Powiedział im też podobieństwo o tym, że powinni zawsze się modlić i nie ustawać,
Mówiąc: Był w jednym mieście pewien sędzia, który Boga się nie bał, a z człowiekiem się nie liczył.
Była też w owym mieście pewna wdowa, która go nachodziła i mówiła: Weź mię w obronę przed moim przeciwnikiem.
I przez długi czas nie chciał. Potem zaś powiedział sobie: Chociaż i Boga się nie boję ani z człowiekiem się nie liczę,
Jednak ponieważ naprzykrza mi się ta wdowa, wezmę ją w obronę, by w końcu nie przyszła i nie uderzyła mnie w twarz.
I rzekł Pan: Słuchajcie, co ten niesprawiedliwy sędzia powiada!

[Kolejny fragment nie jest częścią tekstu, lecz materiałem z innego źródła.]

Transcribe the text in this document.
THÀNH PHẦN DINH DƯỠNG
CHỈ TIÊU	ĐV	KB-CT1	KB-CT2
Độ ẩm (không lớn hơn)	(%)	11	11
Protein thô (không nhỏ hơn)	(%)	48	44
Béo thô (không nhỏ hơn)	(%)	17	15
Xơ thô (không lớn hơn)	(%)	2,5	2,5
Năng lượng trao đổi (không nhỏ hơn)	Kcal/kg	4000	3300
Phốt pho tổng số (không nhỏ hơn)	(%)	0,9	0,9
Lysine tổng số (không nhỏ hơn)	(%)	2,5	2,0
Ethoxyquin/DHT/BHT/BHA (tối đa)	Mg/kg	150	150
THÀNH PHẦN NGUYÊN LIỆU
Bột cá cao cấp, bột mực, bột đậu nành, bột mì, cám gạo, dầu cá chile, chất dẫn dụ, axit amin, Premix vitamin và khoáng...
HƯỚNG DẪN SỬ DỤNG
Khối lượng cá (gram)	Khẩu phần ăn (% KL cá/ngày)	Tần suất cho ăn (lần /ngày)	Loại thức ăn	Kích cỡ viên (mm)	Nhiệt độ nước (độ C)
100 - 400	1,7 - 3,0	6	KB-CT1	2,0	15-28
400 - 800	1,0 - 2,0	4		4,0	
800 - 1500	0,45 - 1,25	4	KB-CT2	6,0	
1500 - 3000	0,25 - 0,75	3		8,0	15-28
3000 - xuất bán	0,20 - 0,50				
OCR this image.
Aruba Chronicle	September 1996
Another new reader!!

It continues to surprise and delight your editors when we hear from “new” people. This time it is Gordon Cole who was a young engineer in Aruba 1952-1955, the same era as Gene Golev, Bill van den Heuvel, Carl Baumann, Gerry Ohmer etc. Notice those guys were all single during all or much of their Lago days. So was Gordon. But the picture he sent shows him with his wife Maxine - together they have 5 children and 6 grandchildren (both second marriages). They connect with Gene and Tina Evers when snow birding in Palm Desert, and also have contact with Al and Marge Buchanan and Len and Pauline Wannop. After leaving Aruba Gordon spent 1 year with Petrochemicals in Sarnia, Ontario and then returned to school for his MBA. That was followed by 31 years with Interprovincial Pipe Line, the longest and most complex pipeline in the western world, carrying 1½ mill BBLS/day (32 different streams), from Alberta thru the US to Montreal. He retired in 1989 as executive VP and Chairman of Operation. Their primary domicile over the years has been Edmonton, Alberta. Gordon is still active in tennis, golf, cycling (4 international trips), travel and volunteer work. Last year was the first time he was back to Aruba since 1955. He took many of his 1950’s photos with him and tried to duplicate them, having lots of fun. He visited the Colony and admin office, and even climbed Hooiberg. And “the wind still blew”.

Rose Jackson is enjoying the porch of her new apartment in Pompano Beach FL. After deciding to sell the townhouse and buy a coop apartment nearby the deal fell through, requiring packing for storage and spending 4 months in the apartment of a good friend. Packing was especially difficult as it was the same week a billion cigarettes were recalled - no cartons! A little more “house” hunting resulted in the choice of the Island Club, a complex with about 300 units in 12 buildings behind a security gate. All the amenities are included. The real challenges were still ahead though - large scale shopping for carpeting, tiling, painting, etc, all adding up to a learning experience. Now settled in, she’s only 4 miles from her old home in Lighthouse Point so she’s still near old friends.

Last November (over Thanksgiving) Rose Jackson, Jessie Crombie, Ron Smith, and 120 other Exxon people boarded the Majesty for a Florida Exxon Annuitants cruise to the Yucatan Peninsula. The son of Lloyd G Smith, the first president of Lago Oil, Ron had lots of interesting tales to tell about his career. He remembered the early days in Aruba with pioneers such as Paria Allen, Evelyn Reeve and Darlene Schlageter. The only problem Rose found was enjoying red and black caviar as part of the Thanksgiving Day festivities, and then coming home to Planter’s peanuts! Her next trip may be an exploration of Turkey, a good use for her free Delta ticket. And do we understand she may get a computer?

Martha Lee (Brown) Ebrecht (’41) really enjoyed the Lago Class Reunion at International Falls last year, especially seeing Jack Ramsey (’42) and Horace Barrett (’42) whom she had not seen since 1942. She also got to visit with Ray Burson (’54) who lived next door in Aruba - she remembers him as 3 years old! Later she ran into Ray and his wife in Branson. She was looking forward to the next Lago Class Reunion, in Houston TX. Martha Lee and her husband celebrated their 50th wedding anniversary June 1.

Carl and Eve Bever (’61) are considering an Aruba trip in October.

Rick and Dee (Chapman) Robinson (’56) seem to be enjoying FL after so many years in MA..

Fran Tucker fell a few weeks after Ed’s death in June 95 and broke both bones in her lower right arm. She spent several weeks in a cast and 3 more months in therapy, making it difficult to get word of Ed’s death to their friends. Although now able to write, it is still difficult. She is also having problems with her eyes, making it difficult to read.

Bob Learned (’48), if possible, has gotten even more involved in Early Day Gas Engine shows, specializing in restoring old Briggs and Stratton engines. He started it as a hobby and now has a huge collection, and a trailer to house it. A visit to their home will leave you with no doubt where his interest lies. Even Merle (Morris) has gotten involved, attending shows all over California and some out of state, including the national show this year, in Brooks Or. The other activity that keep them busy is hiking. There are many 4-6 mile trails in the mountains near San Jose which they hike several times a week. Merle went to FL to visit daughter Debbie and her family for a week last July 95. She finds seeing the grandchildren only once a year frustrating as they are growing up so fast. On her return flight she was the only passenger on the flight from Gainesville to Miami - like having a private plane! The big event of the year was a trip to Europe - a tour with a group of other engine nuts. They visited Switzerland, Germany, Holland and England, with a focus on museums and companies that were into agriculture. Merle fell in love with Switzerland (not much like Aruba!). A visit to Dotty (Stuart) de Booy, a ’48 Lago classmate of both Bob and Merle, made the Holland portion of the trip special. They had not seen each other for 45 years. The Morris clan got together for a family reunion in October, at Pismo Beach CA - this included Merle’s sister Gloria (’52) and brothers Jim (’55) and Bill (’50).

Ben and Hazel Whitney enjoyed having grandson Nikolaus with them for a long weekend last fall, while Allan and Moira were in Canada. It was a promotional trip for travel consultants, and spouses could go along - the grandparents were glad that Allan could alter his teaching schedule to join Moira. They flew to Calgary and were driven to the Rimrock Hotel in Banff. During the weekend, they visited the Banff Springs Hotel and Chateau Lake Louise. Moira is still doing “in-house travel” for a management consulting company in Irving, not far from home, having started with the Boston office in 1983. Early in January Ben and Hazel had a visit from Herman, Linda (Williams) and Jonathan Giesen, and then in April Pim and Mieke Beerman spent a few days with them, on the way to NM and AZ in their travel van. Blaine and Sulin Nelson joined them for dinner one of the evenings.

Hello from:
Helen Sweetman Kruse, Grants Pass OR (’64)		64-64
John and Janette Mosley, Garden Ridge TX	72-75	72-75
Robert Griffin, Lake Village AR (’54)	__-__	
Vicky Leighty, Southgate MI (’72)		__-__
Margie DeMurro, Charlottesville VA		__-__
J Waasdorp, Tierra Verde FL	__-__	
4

A czyżby Bóg nie wziął w obronę swoich wybranych, którzy wołają do niego we dnie i w nocy, chociaż zwleka w ich sprawie?
Powiadam wam, że szybko weźmie ich w obronę. Tylko, czy Syn Człowieczy znajdzie wiarę na ziemi, gdy przyjdzie?
I powiedział także do tych, którzy pokładali ufność w sobie samych, że są usprawiedliwieni, a innych lekceważyli, to podobieństwo:
Dwóch ludzi weszło do świątyni, aby się modlić, jeden faryzeusz, a drugi celnik.
Faryzeusz stanął i tak się w duchu modlił: Boże, dziękuję ci, że nie jestem jak inni ludzie, rabusie, oszuści, cudzołożnicy albo też jak ten oto celnik.
Poszczę dwa razy w tygodniu, daję dziesięcinę z całego mego dorobku.
A celnik stanął z daleka i nie śmiał nawet oczu podnieść ku niebu, lecz bił się w pierś swoją, mówiąc: Boże, bądź miłościw mnie grzesznemu.
Powiadam wam: Ten poszedł usprawiedliwiony do domu swego, tamten zaś nie; bo każdy, kto siebie wywyższa, będzie poniżony, a kto się poniża, będzie wywyższony.